Continue reading Broken Promises Lead To Rural Tipperary’s Destruction

Increased Recycling Charges For Tipperary From July

Do you want your ‘Lobbyists’ washed down?

“The other day the old landlord came by for his rent; I told him no money I had.
Besides, t’wasn’t fair to ask me to pay; the times were so awfully bad.
He felt discontent at not getting his rent and he shook his big head with a frown.
Says he, “I’ll take half,” but says I with a laugh, “Do you want your (‘Lobbyists’) old lobby washed down?”

The traditional Irish folk-song “Do You Want Your Old Lobby Washed Down” appears to have first originated on the borders of counties Tipperary and Cork. Traditionally, ‘washing down a lobby’ was an alternative method of payment of your rent if money was scarce; the equivalent in later years of washing dishes at a restaurant, should you find yourself unable to afford your already consumed meal.

In the lyrics of this old song these words, depending on your particular mindset, are seen as perhaps being an intended double entendre. (‘Double Entendre’, meaning a figure of speech in which a phrase could be misunderstood to be somewhat risqué.)

Waste1

New Recycling Regulation

Increased Recycling Charges
The Minister for Privatising Irish Water, Tipperary’s most ambitious Mr Alan Kelly, has signed off on plans to make people pay for every kilo of waste they produce; including the contents of our green bins. Most of us I suspect have been notified about this fact over the past seven days, with correspondence arriving from our waste disposal companies.

It would appear that not only is Mr Kelly looking for his own P45, but also seeking P45’s for his Fine Gael and other Labour Party colleagues in the forth coming general election.

Mr Kelly and his Labour / Fine Gael colleagues are being adamant on the doorsteps, that they never increased taxes on the Irish people during their soon to end term in office.

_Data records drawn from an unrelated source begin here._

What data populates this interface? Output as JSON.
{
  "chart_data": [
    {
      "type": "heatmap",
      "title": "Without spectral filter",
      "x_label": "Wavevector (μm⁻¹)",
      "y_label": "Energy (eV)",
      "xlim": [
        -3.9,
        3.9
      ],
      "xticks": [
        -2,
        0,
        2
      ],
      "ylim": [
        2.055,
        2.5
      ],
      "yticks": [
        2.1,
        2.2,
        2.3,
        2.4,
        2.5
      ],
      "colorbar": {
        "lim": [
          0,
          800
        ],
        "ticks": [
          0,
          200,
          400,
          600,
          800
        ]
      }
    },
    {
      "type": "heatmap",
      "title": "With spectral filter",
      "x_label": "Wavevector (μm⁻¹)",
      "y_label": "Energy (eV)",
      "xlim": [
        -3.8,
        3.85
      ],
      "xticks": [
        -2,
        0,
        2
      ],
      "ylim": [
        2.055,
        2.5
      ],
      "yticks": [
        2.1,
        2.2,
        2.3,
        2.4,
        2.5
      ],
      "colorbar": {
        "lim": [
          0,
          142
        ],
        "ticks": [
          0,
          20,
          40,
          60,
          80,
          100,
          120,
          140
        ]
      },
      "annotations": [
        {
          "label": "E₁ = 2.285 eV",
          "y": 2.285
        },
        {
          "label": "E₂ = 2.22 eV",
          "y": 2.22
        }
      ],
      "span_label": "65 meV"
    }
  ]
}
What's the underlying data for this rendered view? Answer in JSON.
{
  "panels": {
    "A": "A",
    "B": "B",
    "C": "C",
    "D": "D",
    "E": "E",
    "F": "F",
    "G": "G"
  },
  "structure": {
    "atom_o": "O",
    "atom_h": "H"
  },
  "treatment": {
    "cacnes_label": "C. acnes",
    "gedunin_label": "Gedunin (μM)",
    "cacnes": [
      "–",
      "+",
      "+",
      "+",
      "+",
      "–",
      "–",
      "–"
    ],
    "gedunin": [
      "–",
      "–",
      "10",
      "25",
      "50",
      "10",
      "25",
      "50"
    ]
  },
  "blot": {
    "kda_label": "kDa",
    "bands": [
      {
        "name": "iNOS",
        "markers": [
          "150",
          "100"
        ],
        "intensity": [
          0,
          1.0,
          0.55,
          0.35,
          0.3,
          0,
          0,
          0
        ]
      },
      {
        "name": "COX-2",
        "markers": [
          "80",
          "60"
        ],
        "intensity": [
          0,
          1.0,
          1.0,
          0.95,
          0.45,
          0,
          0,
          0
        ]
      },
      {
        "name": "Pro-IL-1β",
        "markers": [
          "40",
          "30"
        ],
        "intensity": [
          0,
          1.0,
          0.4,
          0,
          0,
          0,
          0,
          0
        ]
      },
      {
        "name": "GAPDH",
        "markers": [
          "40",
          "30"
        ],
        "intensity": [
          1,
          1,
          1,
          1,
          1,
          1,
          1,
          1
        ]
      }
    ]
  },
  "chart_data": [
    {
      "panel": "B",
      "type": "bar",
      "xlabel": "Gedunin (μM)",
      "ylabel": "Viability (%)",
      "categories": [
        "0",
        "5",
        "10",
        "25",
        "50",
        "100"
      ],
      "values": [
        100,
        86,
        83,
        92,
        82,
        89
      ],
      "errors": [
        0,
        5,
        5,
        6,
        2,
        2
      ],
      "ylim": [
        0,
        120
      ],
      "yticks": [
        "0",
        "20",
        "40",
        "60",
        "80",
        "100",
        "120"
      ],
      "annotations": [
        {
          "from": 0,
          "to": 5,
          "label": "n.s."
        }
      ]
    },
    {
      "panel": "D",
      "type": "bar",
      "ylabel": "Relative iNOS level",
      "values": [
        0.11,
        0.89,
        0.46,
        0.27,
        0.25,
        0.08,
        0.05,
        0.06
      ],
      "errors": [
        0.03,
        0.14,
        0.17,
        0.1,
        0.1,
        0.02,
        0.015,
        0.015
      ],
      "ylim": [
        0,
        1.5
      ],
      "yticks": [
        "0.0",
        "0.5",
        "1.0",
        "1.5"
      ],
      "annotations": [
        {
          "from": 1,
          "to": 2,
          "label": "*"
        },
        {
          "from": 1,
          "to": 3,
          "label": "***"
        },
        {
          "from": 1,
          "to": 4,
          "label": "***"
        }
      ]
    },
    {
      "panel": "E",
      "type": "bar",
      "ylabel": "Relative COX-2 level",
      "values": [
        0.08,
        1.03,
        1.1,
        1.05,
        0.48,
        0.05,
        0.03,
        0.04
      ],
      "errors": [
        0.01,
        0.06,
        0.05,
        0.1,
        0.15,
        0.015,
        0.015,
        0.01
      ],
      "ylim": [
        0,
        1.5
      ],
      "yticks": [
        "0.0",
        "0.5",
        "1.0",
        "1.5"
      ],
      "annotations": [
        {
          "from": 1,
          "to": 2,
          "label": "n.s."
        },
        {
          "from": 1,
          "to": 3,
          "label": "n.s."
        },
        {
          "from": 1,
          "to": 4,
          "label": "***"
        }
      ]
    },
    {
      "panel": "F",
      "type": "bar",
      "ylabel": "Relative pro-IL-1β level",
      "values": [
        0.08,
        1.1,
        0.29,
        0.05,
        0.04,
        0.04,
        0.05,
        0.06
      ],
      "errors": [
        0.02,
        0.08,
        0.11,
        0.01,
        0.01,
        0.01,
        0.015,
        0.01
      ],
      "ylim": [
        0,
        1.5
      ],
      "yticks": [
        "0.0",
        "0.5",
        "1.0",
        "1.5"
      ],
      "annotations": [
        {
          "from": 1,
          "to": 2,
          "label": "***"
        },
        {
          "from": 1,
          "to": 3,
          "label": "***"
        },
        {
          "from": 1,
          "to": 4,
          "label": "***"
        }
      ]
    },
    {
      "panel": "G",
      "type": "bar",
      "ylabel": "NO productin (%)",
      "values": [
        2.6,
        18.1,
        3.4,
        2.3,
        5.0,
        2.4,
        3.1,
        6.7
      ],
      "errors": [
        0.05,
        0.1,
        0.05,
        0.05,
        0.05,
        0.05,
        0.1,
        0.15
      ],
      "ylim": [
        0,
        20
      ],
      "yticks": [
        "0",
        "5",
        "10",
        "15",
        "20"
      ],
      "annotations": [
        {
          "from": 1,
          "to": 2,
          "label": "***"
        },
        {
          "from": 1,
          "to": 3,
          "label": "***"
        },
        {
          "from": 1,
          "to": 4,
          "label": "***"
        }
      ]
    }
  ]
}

Flat Taxes, introduced during a period of austerity, i.e. like Water Charges, Property Charges, Bin Charges and now the promised new Increased Recycling Charges, forced on people with no ability to pay, it seems are simply that, “Charges” not taxes. (Thank God the elderly got that €3 per week in their Old Age Pensions.)

Lobbyists or Government, who is to blame?
Was Mr Kelly advised to break this news before a general election by his loaned advisor Mr Cónán O’Broin or by his permanent adviser Mr Jim McGrath, latter reportedly earning jointly some €159,000, or did he just decide to ‘blab’ without their knowledge? So who is behind this new tax increase being imposed on the Irish people, including working people, families and communities? Was it ‘Lobbyists’ representing Waste Disposal Companies wearing a track in Mr Kelly’s plush carpeted office or was it our present coalition cabinet desperately seeking something that could take another tax hike? Lets face it, further taxing on the now essential motor vehicle would have been out of the question.

The plain answer to the above is “I don’t know”, but Mr Kelly does, so ask him yourself when he next appears on your doorstep canvassing. Tomorrow you will be told that this new increased Recycling Charge is a ruse to create long term rural employment.

One thing we do know down here in rural Ireland; where the buses no longer run and where rural doctors no longer wish to function; the black bags of household rubbish will soon begin to reappear, dumped smugly after dark once again on our rural mountainsides, our rural back lanes and in our uninhabited bog lands.

What has rural Ireland done that they have been neglected, abandoned and deserted by this Labour / Fine Gael Government?  In the words of an old Irish curse / hex and addressed to Mr Kelly ; “Sir, May you find the bees but never the honey.”